Sword of Shiraya

Lorn stood at the edge of the sparring field before dawn, long before the first rays of Naboo's soft sun bled over the training pines. Six students were lined up across from him, barely more than silhouettes in the pale light. Most of them had just rolled out of bed, stiff-shouldered and blinking. He didn't raise his voice. Didn't bark instructions. Didn't need to. The bo staffs laid at their feet spoke loudly enough.
He paced slowly in front of the students, his boots silent on the dew-slick grass.
"You carry a lightsaber because you've been told you're meant to," he said. "But a lightsaber will fail you. It's elegant. Flashy. Predictable. A weapon of hope."
He stopped. The staff hit the ground beside his foot with a dull thunk.
"This is a weapon of desperation."
His eyes landed on Phillip.
The boy was thinner than he liked. Slower than he needed. Kind-hearted, too much so. Lorn had seen the kindness cracked open in the Netherworld and found it lacking. Phillip had hesitated there. Hesitation got people killed.
He didn't dislike the boy. He didn't understand him either. Isla had attached herself to him with the strange, desperate loyalty only young people could afford, raw and inexplicable.
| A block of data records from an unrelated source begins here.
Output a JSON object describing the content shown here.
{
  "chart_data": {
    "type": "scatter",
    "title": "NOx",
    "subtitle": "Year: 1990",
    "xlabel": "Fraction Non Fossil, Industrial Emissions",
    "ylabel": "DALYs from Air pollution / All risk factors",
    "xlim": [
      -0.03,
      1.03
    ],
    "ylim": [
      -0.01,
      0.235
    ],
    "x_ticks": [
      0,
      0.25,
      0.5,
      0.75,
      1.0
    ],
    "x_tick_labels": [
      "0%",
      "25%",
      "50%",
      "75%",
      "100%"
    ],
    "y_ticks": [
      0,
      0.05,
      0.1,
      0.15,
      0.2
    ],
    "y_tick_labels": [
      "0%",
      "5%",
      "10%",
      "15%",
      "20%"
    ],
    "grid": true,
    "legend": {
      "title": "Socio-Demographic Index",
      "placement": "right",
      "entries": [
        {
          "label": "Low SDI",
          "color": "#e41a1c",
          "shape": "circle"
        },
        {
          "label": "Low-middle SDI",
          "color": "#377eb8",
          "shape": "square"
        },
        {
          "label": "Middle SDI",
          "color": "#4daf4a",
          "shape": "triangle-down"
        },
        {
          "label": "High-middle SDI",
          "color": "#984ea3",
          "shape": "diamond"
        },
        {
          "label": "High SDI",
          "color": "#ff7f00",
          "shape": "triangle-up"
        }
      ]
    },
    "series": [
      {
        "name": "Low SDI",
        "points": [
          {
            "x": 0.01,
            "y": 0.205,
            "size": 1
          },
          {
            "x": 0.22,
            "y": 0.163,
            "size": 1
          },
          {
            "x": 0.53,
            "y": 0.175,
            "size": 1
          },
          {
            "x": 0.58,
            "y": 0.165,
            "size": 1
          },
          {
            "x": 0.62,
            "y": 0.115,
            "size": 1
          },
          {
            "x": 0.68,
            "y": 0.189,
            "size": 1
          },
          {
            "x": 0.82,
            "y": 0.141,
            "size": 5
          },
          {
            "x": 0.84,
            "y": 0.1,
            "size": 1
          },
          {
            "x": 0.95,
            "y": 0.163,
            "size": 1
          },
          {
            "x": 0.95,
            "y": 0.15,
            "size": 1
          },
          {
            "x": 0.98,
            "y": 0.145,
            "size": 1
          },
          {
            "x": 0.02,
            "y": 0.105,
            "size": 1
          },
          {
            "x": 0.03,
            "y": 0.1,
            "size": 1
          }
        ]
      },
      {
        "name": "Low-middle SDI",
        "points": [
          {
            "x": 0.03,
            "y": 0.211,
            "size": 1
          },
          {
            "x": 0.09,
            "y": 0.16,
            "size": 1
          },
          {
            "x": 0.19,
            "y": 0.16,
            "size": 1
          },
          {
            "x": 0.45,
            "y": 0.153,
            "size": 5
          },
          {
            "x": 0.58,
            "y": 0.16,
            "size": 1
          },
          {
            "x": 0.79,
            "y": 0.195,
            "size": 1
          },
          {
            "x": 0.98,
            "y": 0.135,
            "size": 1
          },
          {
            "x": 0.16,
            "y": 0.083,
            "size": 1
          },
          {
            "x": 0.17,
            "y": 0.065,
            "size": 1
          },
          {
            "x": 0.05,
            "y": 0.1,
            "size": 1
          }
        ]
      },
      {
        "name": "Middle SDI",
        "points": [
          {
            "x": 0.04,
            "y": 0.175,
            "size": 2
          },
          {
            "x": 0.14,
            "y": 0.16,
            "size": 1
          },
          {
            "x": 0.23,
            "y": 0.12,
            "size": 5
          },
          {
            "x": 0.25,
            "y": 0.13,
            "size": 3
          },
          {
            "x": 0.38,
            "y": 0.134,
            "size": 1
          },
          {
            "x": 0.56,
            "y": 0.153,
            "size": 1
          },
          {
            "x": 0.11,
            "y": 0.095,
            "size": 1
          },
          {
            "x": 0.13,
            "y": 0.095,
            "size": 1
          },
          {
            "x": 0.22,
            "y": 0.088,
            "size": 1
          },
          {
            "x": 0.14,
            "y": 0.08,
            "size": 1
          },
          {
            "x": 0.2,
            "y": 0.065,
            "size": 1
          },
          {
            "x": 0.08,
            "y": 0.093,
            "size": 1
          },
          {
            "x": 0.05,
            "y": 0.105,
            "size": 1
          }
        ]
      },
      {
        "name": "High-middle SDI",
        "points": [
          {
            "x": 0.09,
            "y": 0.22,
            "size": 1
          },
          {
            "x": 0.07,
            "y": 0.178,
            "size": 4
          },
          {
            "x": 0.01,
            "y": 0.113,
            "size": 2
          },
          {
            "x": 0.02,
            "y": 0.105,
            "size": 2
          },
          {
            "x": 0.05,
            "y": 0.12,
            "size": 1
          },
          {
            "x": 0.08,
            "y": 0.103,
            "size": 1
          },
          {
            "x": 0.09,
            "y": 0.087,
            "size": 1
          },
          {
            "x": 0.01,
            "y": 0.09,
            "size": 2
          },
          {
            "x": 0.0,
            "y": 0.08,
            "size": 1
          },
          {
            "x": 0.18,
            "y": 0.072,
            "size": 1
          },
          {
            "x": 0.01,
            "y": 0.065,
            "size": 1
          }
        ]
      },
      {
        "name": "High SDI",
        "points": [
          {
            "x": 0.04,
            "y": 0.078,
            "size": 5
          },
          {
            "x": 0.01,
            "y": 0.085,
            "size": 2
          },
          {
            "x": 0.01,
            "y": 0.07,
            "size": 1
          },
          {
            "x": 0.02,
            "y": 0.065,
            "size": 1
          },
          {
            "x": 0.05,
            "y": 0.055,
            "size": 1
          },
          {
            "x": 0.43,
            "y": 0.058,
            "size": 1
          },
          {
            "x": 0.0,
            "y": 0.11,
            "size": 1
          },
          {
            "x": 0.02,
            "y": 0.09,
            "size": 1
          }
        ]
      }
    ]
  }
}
Lorn hadn't pressed her on it. He never did.
But if they were going to keep sneaking onto Republic vessels and chasing Force-riddled nightmares like fools dancing into a storm, then someone had to make sure the boy could take a hit so Isla could escape.
Lorn gestured for the students to collect their staffs.
"Strength doesn't matter here," he said. "You're not swinging to crush. You're not fencing with light. This is about control. Pressure. Flow."
He turned, stepped into a loose stance, and drove the end of the staff into the dirt, twisting it in with his heel.
"Pressure wins fights. Apply enough, they fall. Apply it wrong, you fall."
His voice never rose. Never wavered. It didn't need to. It carried weight, not volume. He took a step toward Phillip, not threatening, not stern. Just deliberate.
"Your footwork is poor," Lorn said. "Your grip's better than it was. But you drift."
He pointed to the boy's lead toe with the end of his staff, then nudged it back an inch.
"You lean when you should pivot. And if she's depending on you…"
He didn't say her name. He didn't have to.
"…then you can't afford to be almost ready."
Lorn stepped back, gave a faint nod to one of the senior students. The girl lunged forward at him, striking quick and sharp. He met it in an instant, spinning the staff in a tight arc, absorbing the blow, then twisting the shaft low to knock her off balance. She staggered, caught herself, bowed.
He didn't look at her. His eyes never left Phillip.
"Attack me," Lorn said, tone flat. "Do your worst."
He raised his staff again, slow and patient. He didn't need the Force to know where this lesson was headed. The Force, as always, was silent on the things that mattered most.
The boy had heart. Lorn would give him technique. And if he was going to keep standing next to Isla like that... Then he'd damn well learn how to stand his ground.